I'm working on a project. I just wanted some opinions on what the ideal barrel length for a 6.5x55SM is. 
Used primarily in the tree stand. 

Thanks


----------



## wareagle700 (Apr 29, 2014)

24" would be my preference.


----------



## Mattval (Apr 29, 2014)

I am think ing24" is standard too. 
Thanks


----------



## GunnSmokeer (Apr 29, 2014)

*me too*

I'd go with a 24" or 26" tube for maximum velocity and minimum muzzle flash, and to keep the noise away from your face.

But if you like shorter barrels, you'll still get plenty of velocity and killing power with a 20" or 22" barrel. 

More muzzle blast, but equal accuracy. Maybe even better accuracy due to less barrel flex. 
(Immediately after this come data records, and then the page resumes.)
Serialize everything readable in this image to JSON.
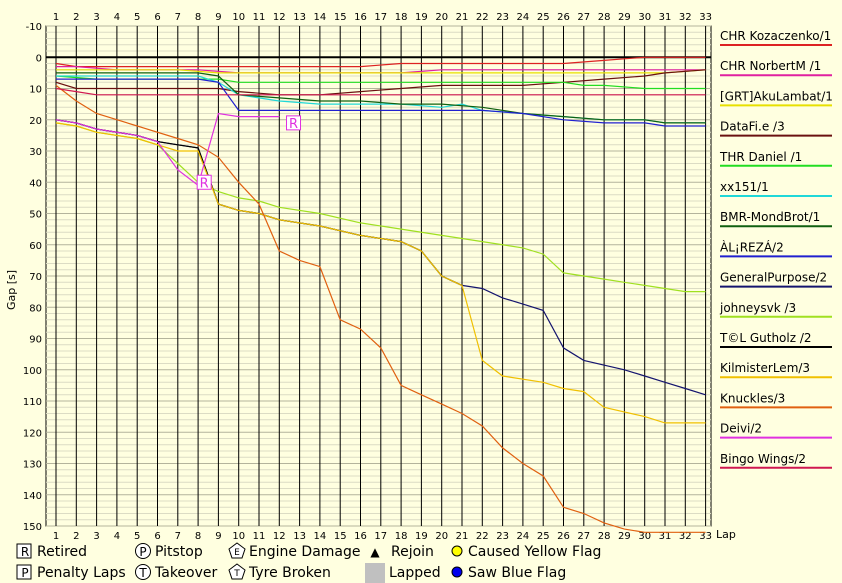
{
  "chart_data": {
    "type": "line",
    "title": "",
    "xlabel": "Lap",
    "ylabel": "Gap [s]",
    "xlim": [
      1,
      33
    ],
    "ylim": [
      -10,
      150
    ],
    "x_ticks": [
      1,
      2,
      3,
      4,
      5,
      6,
      7,
      8,
      9,
      10,
      11,
      12,
      13,
      14,
      15,
      16,
      17,
      18,
      19,
      20,
      21,
      22,
      23,
      24,
      25,
      26,
      27,
      28,
      29,
      30,
      31,
      32,
      33
    ],
    "y_ticks": [
      -10,
      0,
      10,
      20,
      30,
      40,
      50,
      60,
      70,
      80,
      90,
      100,
      110,
      120,
      130,
      140,
      150
    ],
    "series": [
      {
        "name": "CHR Kozaczenko/1",
        "color": "#dd2222",
        "x": [
          1,
          2,
          4,
          6,
          8,
          10,
          12,
          14,
          16,
          18,
          20,
          22,
          24,
          26,
          28,
          29,
          30,
          31,
          32,
          33
        ],
        "y": [
          2,
          3,
          3,
          3,
          3,
          3,
          3,
          3,
          3,
          2,
          2,
          2,
          2,
          2,
          1,
          0.5,
          0,
          0,
          0,
          0
        ]
      },
      {
        "name": "CHR NorbertM /1",
        "color": "#e020a0",
        "x": [
          1,
          2,
          4,
          6,
          8,
          10,
          12,
          14,
          16,
          18,
          20,
          22,
          24,
          26,
          28,
          30,
          31,
          33
        ],
        "y": [
          3,
          3,
          4,
          4,
          4,
          5,
          5,
          5,
          5,
          5,
          4,
          4,
          4,
          4,
          4,
          4,
          4,
          4
        ]
      },
      {
        "name": "[GRT]AkuLambat/1",
        "color": "#e8e000",
        "x": [
          1,
          3,
          5,
          7,
          9,
          11,
          13,
          15,
          17,
          19,
          21,
          23,
          25,
          27,
          29,
          31,
          33
        ],
        "y": [
          4,
          4,
          4,
          4,
          5,
          5,
          5,
          5,
          5,
          5,
          5,
          5,
          5,
          5,
          5,
          5,
          4
        ]
      },
      {
        "name": "DataFi.e /3",
        "color": "#6a1010",
        "x": [
          1,
          2,
          3,
          5,
          7,
          9,
          10,
          12,
          14,
          16,
          18,
          20,
          22,
          24,
          26,
          28,
          30,
          31,
          33
        ],
        "y": [
          8,
          10,
          10,
          10,
          10,
          10,
          11,
          12,
          12,
          11,
          10,
          9,
          9,
          9,
          8,
          7,
          6,
          5,
          4
        ]
      },
      {
        "name": "THR Daniel /1",
        "color": "#22dd22",
        "x": [
          1,
          3,
          5,
          7,
          9,
          10,
          12,
          14,
          16,
          18,
          20,
          22,
          24,
          26,
          27,
          28,
          30,
          31,
          33
        ],
        "y": [
          6,
          7,
          7,
          7,
          7,
          8,
          8,
          8,
          8,
          8,
          8,
          8,
          8,
          8,
          9,
          9,
          10,
          10,
          10
        ]
      },
      {
        "name": "xx151/1",
        "color": "#20d8d8",
        "x": [
          1,
          3,
          5,
          7,
          8,
          9,
          10,
          12,
          14,
          16,
          18,
          20,
          21,
          22,
          24,
          26,
          28,
          30,
          31,
          33
        ],
        "y": [
          6,
          6,
          6,
          6,
          6,
          8,
          12,
          14,
          15,
          15,
          15,
          16,
          15,
          17,
          18,
          19,
          20,
          20,
          21,
          21
        ]
      },
      {
        "name": "BMR-MondBrot/1",
        "color": "#106010",
        "x": [
          1,
          3,
          5,
          7,
          8,
          9,
          10,
          12,
          14,
          16,
          18,
          20,
          22,
          24,
          26,
          28,
          30,
          31,
          33
        ],
        "y": [
          5,
          5,
          5,
          5,
          5,
          6,
          12,
          13,
          14,
          14,
          15,
          15,
          16,
          18,
          19,
          20,
          20,
          21,
          21
        ]
      },
      {
        "name": "ÀL¡REZÁ/2",
        "color": "#2020d0",
        "x": [
          1,
          3,
          5,
          7,
          8,
          9,
          10,
          11,
          12,
          14,
          16,
          18,
          20,
          22,
          24,
          26,
          28,
          30,
          31,
          32,
          33
        ],
        "y": [
          7,
          7,
          7,
          7,
          7,
          8,
          17,
          17,
          17,
          17,
          17,
          17,
          17,
          17,
          18,
          20,
          21,
          21,
          22,
          22,
          22
        ]
      },
      {
        "name": "GeneralPurpose/2",
        "color": "#14146e",
        "x": [
          1,
          2,
          3,
          5,
          6,
          7,
          8,
          9,
          10,
          11,
          12,
          14,
          16,
          18,
          19,
          20,
          21,
          22,
          23,
          24,
          25,
          26,
          27,
          29,
          30,
          31,
          32,
          33
        ],
        "y": [
          20,
          21,
          23,
          25,
          27,
          28,
          29,
          47,
          49,
          50,
          52,
          54,
          57,
          59,
          62,
          70,
          73,
          74,
          77,
          79,
          81,
          93,
          97,
          100,
          102,
          104,
          106,
          108
        ]
      },
      {
        "name": "johneysvk /3",
        "color": "#a0e020",
        "x": [
          1,
          2,
          3,
          5,
          6,
          7,
          8,
          9,
          10,
          11,
          12,
          14,
          16,
          18,
          20,
          22,
          24,
          25,
          26,
          27,
          28,
          29,
          30,
          31,
          32,
          33
        ],
        "y": [
          21,
          22,
          24,
          26,
          28,
          34,
          40,
          43,
          45,
          46,
          48,
          50,
          53,
          55,
          57,
          59,
          61,
          63,
          69,
          70,
          71,
          72,
          73,
          74,
          75,
          75
        ]
      },
      {
        "name": "T©L Gutholz /2",
        "color": "#000000",
        "x": [
          1,
          2,
          3,
          5,
          6,
          7,
          8,
          9,
          10,
          11,
          12,
          14,
          16,
          18,
          19,
          20,
          21
        ],
        "y": [
          20,
          21,
          23,
          25,
          27,
          28,
          29,
          47,
          49,
          50,
          52,
          54,
          57,
          59,
          62,
          70,
          73
        ]
      },
      {
        "name": "KilmisterLem/3",
        "color": "#f0c000",
        "x": [
          1,
          2,
          3,
          5,
          6,
          7,
          8,
          9,
          10,
          11,
          12,
          14,
          16,
          18,
          19,
          20,
          21,
          22,
          23,
          25,
          26,
          27,
          28,
          30,
          31,
          33
        ],
        "y": [
          21,
          22,
          24,
          26,
          28,
          30,
          30,
          47,
          49,
          50,
          52,
          54,
          57,
          59,
          62,
          70,
          73,
          97,
          102,
          104,
          106,
          107,
          112,
          115,
          117,
          117
        ]
      },
      {
        "name": "Knuckles/3",
        "color": "#e06010",
        "x": [
          1,
          2,
          3,
          5,
          7,
          8,
          9,
          10,
          11,
          12,
          13,
          14,
          15,
          16,
          17,
          18,
          19,
          20,
          21,
          22,
          23,
          24,
          25,
          26,
          27,
          28,
          29,
          30,
          31,
          33
        ],
        "y": [
          9,
          14,
          18,
          22,
          26,
          28,
          32,
          40,
          47,
          62,
          65,
          67,
          84,
          87,
          93,
          105,
          108,
          111,
          114,
          118,
          125,
          130,
          134,
          144,
          146,
          149,
          151,
          153,
          154,
          155
        ]
      },
      {
        "name": "Deivi/2",
        "color": "#e030e0",
        "x": [
          1,
          2,
          3,
          5,
          6,
          7,
          8,
          9,
          10,
          11,
          12
        ],
        "y": [
          20,
          21,
          23,
          25,
          27,
          36,
          41,
          18,
          19,
          19,
          19
        ]
      },
      {
        "name": "Bingo Wings/2",
        "color": "#d01850",
        "x": [
          1,
          2,
          3,
          5,
          7,
          9,
          11,
          13,
          15,
          17,
          19,
          21,
          23,
          25,
          27,
          29,
          31,
          33
        ],
        "y": [
          10,
          11,
          12,
          12,
          12,
          12,
          12,
          12,
          12,
          12,
          12,
          12,
          12,
          12,
          12,
          12,
          12,
          12
        ]
      }
    ],
    "markers": [
      {
        "type": "R",
        "x": 12.7,
        "y": 21
      },
      {
        "type": "R",
        "x": 8.3,
        "y": 40
      }
    ],
    "legend_position": "right"
  },
  "status_legend": [
    {
      "sym": "R",
      "shape": "box",
      "label": "Retired"
    },
    {
      "sym": "P",
      "shape": "circle",
      "label": "Pitstop"
    },
    {
      "sym": "E",
      "shape": "pentagon",
      "label": "Engine Damage"
    },
    {
      "sym": "▲",
      "shape": "triangle",
      "label": "Rejoin"
    },
    {
      "sym": "",
      "shape": "yellow-dot",
      "label": "Caused Yellow Flag"
    },
    {
      "sym": "P",
      "shape": "box",
      "label": "Penalty Laps"
    },
    {
      "sym": "T",
      "shape": "circle",
      "label": "Takeover"
    },
    {
      "sym": "T",
      "shape": "pentagon",
      "label": "Tyre Broken"
    },
    {
      "sym": "",
      "shape": "gray-box",
      "label": "Lapped"
    },
    {
      "sym": "",
      "shape": "blue-dot",
      "label": "Saw Blue Flag"
    }
  ]
}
THe Swedish Mauser rifles that these rounds were originally intended for used 29" barrels or 24" barrels, although and 18" barreled carbine was produced too.


----------



## Buzz (Apr 29, 2014)

I used a 22" and get plenty of velocity.   You don't build a swede for magnum performance and it will do just fine 22" up.


----------



## Klondike (Jun 8, 2014)

I would go 26 or 28.  If you handload you can squeeze quite a bit of performance out of the swede.  Won't hit 6.5 x 284 but will align with 260 rem or the creedmore.  Should be able to 2700 out of 140 gr and 2850+ out of the 120s

6.5 120's are great deer killers


----------



## godogs57 (Jun 10, 2014)

Rebuilt a virtually unfired Swede and had the barrel cut to 22"...looks and functions great.


----------



## Klondike (Jun 10, 2014)

If I ever get tired of handloading I am buying one.  Tons of cheap factory ammo available.


----------



## Laman (Jun 19, 2014)

To me the few feet if fps you will gain with a longer barrel is wasted on a cartridge the size of the 6.5X55 when it will be used to hunt out of a treestand.  I have  a model 96 with a 20 inch barrel that has killed dozens of deer very expeditously out to 250 yards and is very easy to handle in a treestand.


----------



## Klondike (Jun 24, 2014)

Dont disagree Laman with that approach.  I have a .308 in 20 inch for fast handling.  When I think 6.5's I think precision, longer range and longer barrels.  If the OP wants 250 or less short barrels work great.


----------



## Laman (Jun 26, 2014)

Hey Klondike I agree.  I have a 6.5/06 with a 26 inch barrel that you can get to scream (but get ready to chunck brass) and have shot numerous 600meter claybird matches with excellent accuracy.  Those long high ballistic coefficient bullets make elevations adjustments very easy.  As for me I don't shoot at deer past 300 yards but that its just a personal thing.


----------